The cameras record 24 hours a day at ten frames per second. Video is managed with Milestone XProtect® software on HP Z620 workstations. The footage is stored on direct attached drives for 30 days with HP DL380E Generation 8 Servers, which also use high speed drives for the live video databases. The Milestone software allows the traffic department to follow cars seamlessly from one camera to another, and the mapping feature lets them target specific cameras with ease. Wireless technology helps connect cameras on hard-to-reach bridges spanning the Mississippi River.

"The system gives me a really good heartbeat on the city.

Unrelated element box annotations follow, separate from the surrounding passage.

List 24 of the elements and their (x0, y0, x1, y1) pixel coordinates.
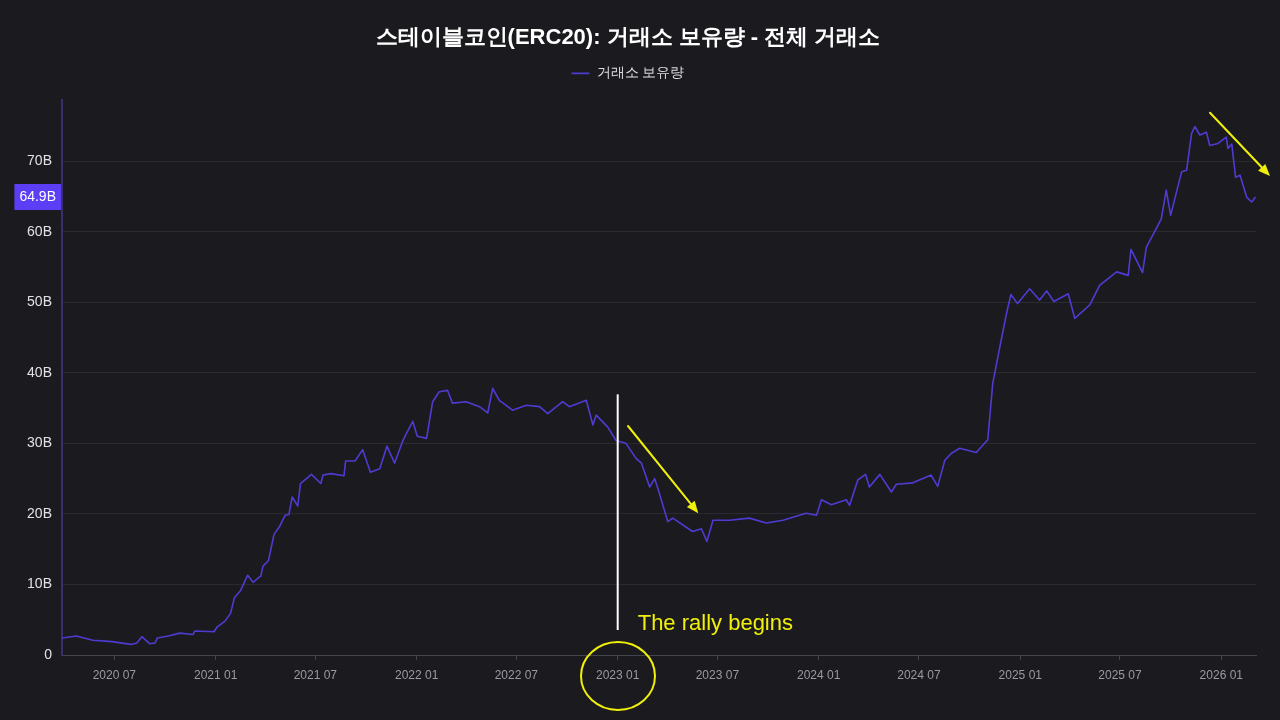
x-tick-label: 2021 07 (293, 667, 338, 682)
x-tick-label: 2023 07 (695, 667, 740, 682)
y-tick-label: 60B (27, 222, 52, 239)
y-tick-label: 30B (27, 434, 52, 451)
y-tick-label: 20B (27, 504, 52, 521)
y-tick-label: 70B (27, 151, 52, 168)
x-tick-label: 2024 01 (797, 667, 841, 682)
x-tick-label: 2024 07 (897, 667, 941, 682)
x-tick-label: 2025 01 (998, 667, 1043, 682)
x-tick-label: 2020 07 (92, 667, 137, 682)
chart-title: 스테이블코인(ERC20): 거래소 보유량 - 전체 거래소 (375, 24, 881, 50)
ref-line-label: The rally begins (637, 610, 794, 636)
y-tick-label: 40B (27, 363, 52, 380)
y-tick-label: 0 (44, 645, 53, 662)
x-tick-label: 2026 01 (1199, 667, 1244, 682)
x-tick-label: 2021 01 (193, 667, 238, 682)
y-tick-label: 50B (27, 293, 52, 310)
text: 64.9B (19, 187, 56, 204)
x-tick-label: 2022 01 (394, 667, 439, 682)
x-tick-label: 2022 07 (494, 667, 539, 682)
legend-label: 거래소 보유량 (596, 64, 685, 81)
y-tick-label: 10B (27, 575, 52, 592)
x-tick-label: 2023 01 (596, 667, 640, 682)
x-tick-label: 2025 07 (1098, 667, 1142, 682)
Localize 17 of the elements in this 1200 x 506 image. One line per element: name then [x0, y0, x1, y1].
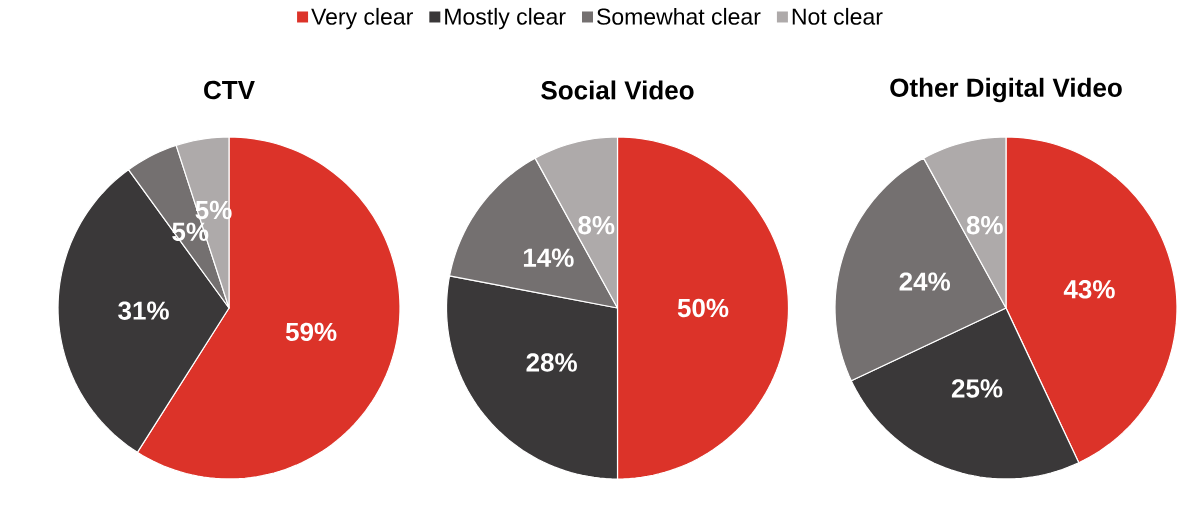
legend-label: Mostly clear [445, 7, 566, 30]
legend-label: Not clear [792, 7, 883, 25]
legend-label: Somewhat clear [597, 7, 761, 25]
data-label: 14% [523, 248, 574, 267]
data-label: 50% [677, 298, 729, 318]
data-label: 25% [951, 379, 1003, 398]
data-label: 59% [285, 322, 337, 342]
data-label: 43% [1063, 280, 1115, 299]
text: CTV [204, 80, 255, 100]
data-label: 28% [526, 353, 577, 372]
data-label: 31% [118, 301, 169, 320]
data-label: 8% [578, 215, 615, 235]
data-label: 24% [899, 272, 951, 291]
data-label: 8% [966, 215, 1003, 235]
chart-title: Social Video [541, 80, 694, 100]
legend-label: Very clear [311, 7, 413, 30]
chart-title: Other Digital Video [890, 77, 1122, 103]
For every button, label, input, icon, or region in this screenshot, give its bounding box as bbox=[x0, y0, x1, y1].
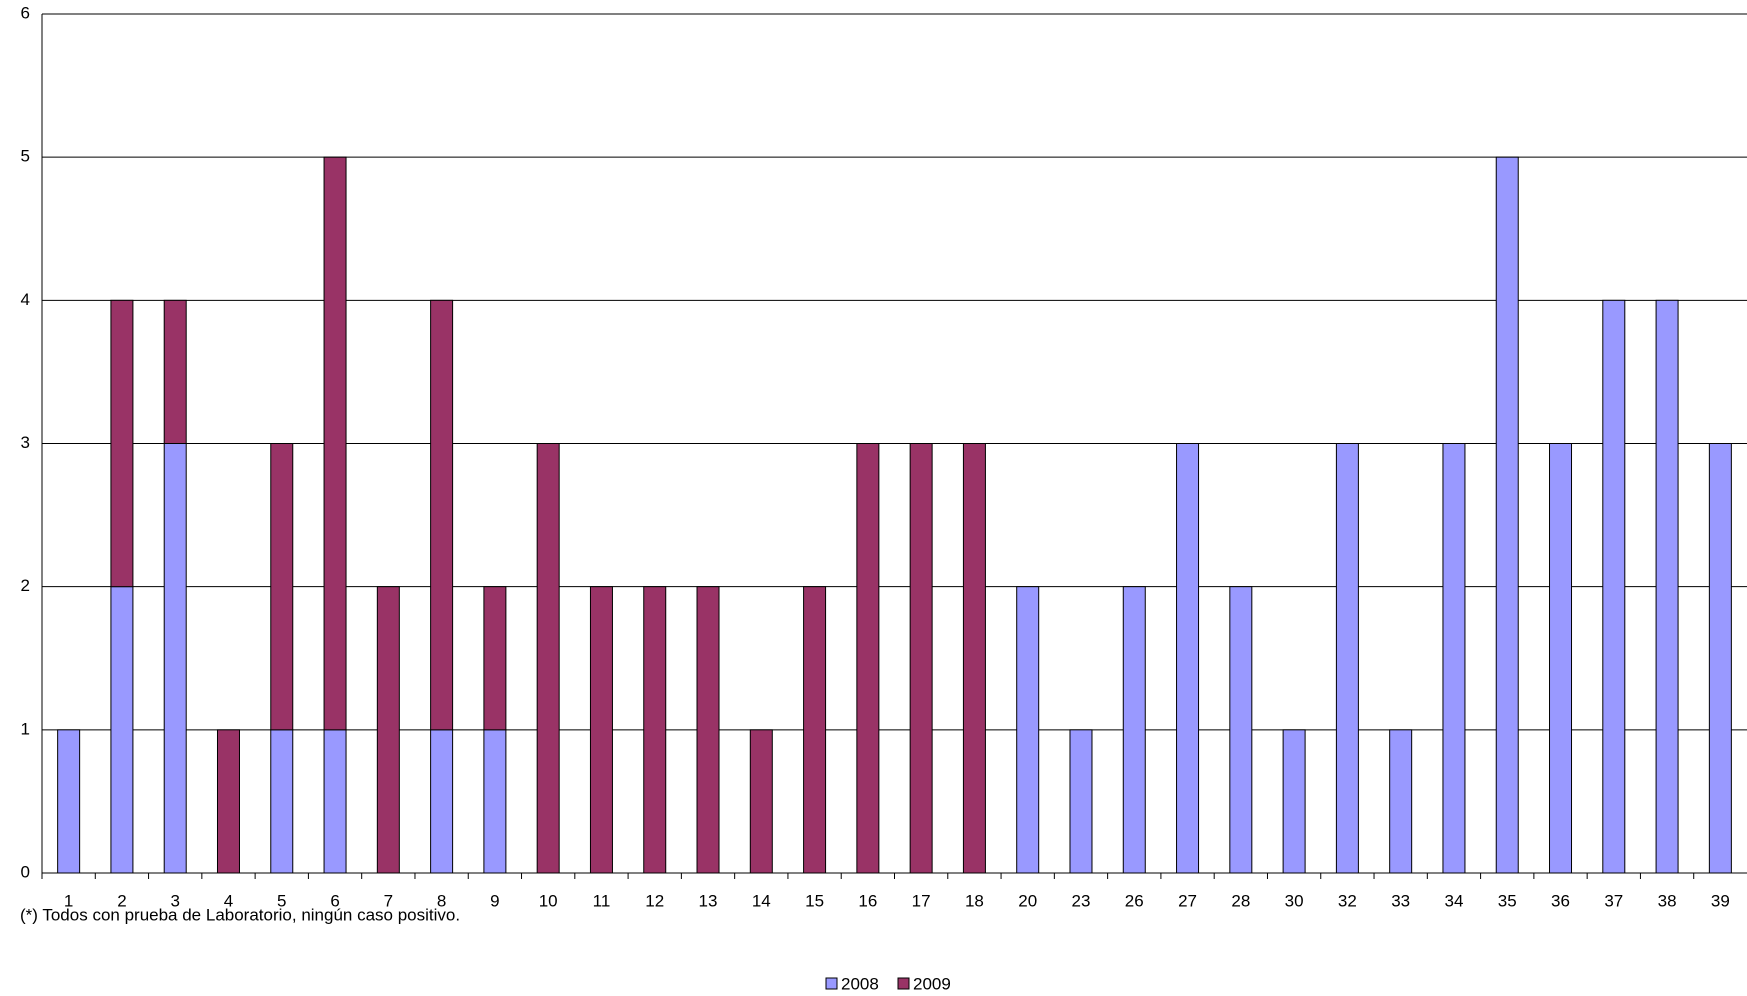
bar-segment bbox=[803, 586, 827, 874]
bar-segment bbox=[536, 443, 560, 874]
bar-segment bbox=[1602, 299, 1626, 874]
bar-segment bbox=[1229, 586, 1253, 874]
bar-segment bbox=[163, 443, 187, 874]
x-tick-label: 5 bbox=[277, 891, 286, 910]
bar-segment bbox=[270, 729, 294, 874]
y-tick-label: 4 bbox=[21, 290, 30, 309]
y-tick-label: 0 bbox=[21, 862, 30, 881]
bar-segment bbox=[430, 729, 454, 874]
x-tick-label: 18 bbox=[965, 891, 984, 910]
y-tick-label: 6 bbox=[21, 3, 30, 22]
bar-segment bbox=[1655, 299, 1679, 874]
bar-segment bbox=[1549, 443, 1573, 874]
x-tick-label: 35 bbox=[1498, 891, 1517, 910]
x-tick-label: 10 bbox=[539, 891, 558, 910]
y-tick-label: 5 bbox=[21, 147, 30, 166]
x-tick-label: 15 bbox=[805, 891, 824, 910]
x-tick-label: 33 bbox=[1391, 891, 1410, 910]
x-tick-label: 27 bbox=[1178, 891, 1197, 910]
x-tick-label: 17 bbox=[912, 891, 931, 910]
bar-segment bbox=[1495, 156, 1519, 874]
x-tick-label: 7 bbox=[384, 891, 393, 910]
bar-segment bbox=[110, 299, 134, 588]
bar-segment bbox=[163, 299, 187, 445]
x-tick-label: 39 bbox=[1711, 891, 1730, 910]
bar-segment bbox=[1389, 729, 1413, 874]
legend-label: 2008 bbox=[841, 974, 879, 993]
x-tick-label: 36 bbox=[1551, 891, 1570, 910]
bar-segment bbox=[696, 586, 720, 874]
y-tick-label: 2 bbox=[21, 576, 30, 595]
x-tick-label: 3 bbox=[170, 891, 179, 910]
x-tick-label: 13 bbox=[699, 891, 718, 910]
bar-segment bbox=[1122, 586, 1146, 874]
bar-segment bbox=[483, 729, 507, 874]
bar-segment bbox=[323, 156, 347, 731]
x-tick-label: 2 bbox=[117, 891, 126, 910]
x-tick-label: 34 bbox=[1444, 891, 1463, 910]
x-tick-label: 32 bbox=[1338, 891, 1357, 910]
footnote: (*) Todos con prueba de Laboratorio, nin… bbox=[20, 905, 460, 924]
x-tick-label: 9 bbox=[490, 891, 499, 910]
legend-swatch bbox=[825, 977, 838, 990]
bar-segment bbox=[962, 443, 986, 874]
x-tick-label: 26 bbox=[1125, 891, 1144, 910]
bar-segment bbox=[216, 729, 240, 874]
y-tick-label: 1 bbox=[21, 719, 30, 738]
x-tick-label: 23 bbox=[1072, 891, 1091, 910]
bar-segment bbox=[1016, 586, 1040, 874]
bar-segment bbox=[589, 586, 613, 874]
bar-segment bbox=[1442, 443, 1466, 874]
y-tick-label: 3 bbox=[21, 433, 30, 452]
bar-segment bbox=[909, 443, 933, 874]
x-tick-label: 1 bbox=[64, 891, 73, 910]
bar-segment bbox=[1335, 443, 1359, 874]
bar-segment bbox=[110, 586, 134, 874]
legend-swatch bbox=[897, 977, 910, 990]
x-tick-label: 12 bbox=[645, 891, 664, 910]
bar-segment bbox=[1176, 443, 1200, 874]
bar-segment bbox=[643, 586, 667, 874]
x-tick-label: 8 bbox=[437, 891, 446, 910]
bar-segment bbox=[270, 443, 294, 731]
x-tick-label: 20 bbox=[1018, 891, 1037, 910]
bar-segment bbox=[856, 443, 880, 874]
bar-segment bbox=[57, 729, 81, 874]
x-tick-label: 11 bbox=[593, 891, 611, 910]
x-tick-label: 37 bbox=[1604, 891, 1623, 910]
x-tick-label: 30 bbox=[1285, 891, 1304, 910]
bar-segment bbox=[430, 299, 454, 731]
x-tick-label: 38 bbox=[1658, 891, 1677, 910]
legend-label: 2009 bbox=[913, 974, 951, 993]
bar-segment bbox=[1708, 443, 1732, 874]
bar-segment bbox=[749, 729, 773, 874]
x-tick-label: 4 bbox=[224, 891, 233, 910]
bar-segment bbox=[323, 729, 347, 874]
bar-segment bbox=[376, 586, 400, 874]
bar-segment bbox=[1069, 729, 1093, 874]
bar-segment bbox=[483, 586, 507, 731]
x-tick-label: 6 bbox=[330, 891, 339, 910]
bar-segment bbox=[1282, 729, 1306, 874]
x-tick-label: 14 bbox=[752, 891, 771, 910]
x-tick-label: 16 bbox=[858, 891, 877, 910]
x-tick-label: 28 bbox=[1231, 891, 1250, 910]
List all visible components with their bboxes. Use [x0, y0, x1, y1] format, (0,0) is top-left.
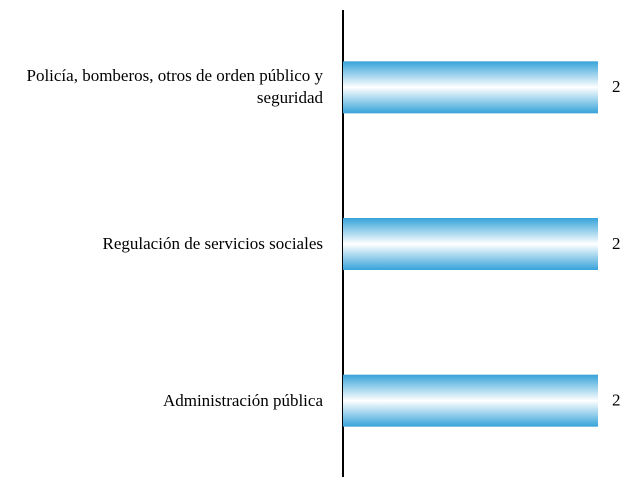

We can go back through the footage to see what led up to accidents and get a good feel for what might help in the future"

Safer roads, fewer costs

The IP technology offers unprecedented analytical oversight of traffic safety. “The system gives me a really good heartbeat on the city,” Ness said. “We can go back through the footage and see what led up to accidents and get a good feel for what might help.” In one instance, they installed new signage after observing drivers repeatedly getting confused by a road’s lane transition. Elsewhere, they are able to make critical adjustments without the high cost of physically altering roadways. “It’s probably a tenth of the cost of adding another lane,” Ness said. They are also able to respond to sudden detours and other incidents remotely with the Milestone smartphone app.

The footage also helps police and local citizens make sense of the often chaotic scenes following car accidents. “The police find it extremely useful,” he said. From the scene, they can request the traffic department review video to help produce an accurate report. The traffic department can also review footage afterwards. Following one accident, the video helped reverse the person alleged to be at fault after Ness noticed the footage did not match up with the witness statements. Other times, it has helped people settle disputes and avoid court battles. “I think it really helps citizens put closure on accidents,” Ness said.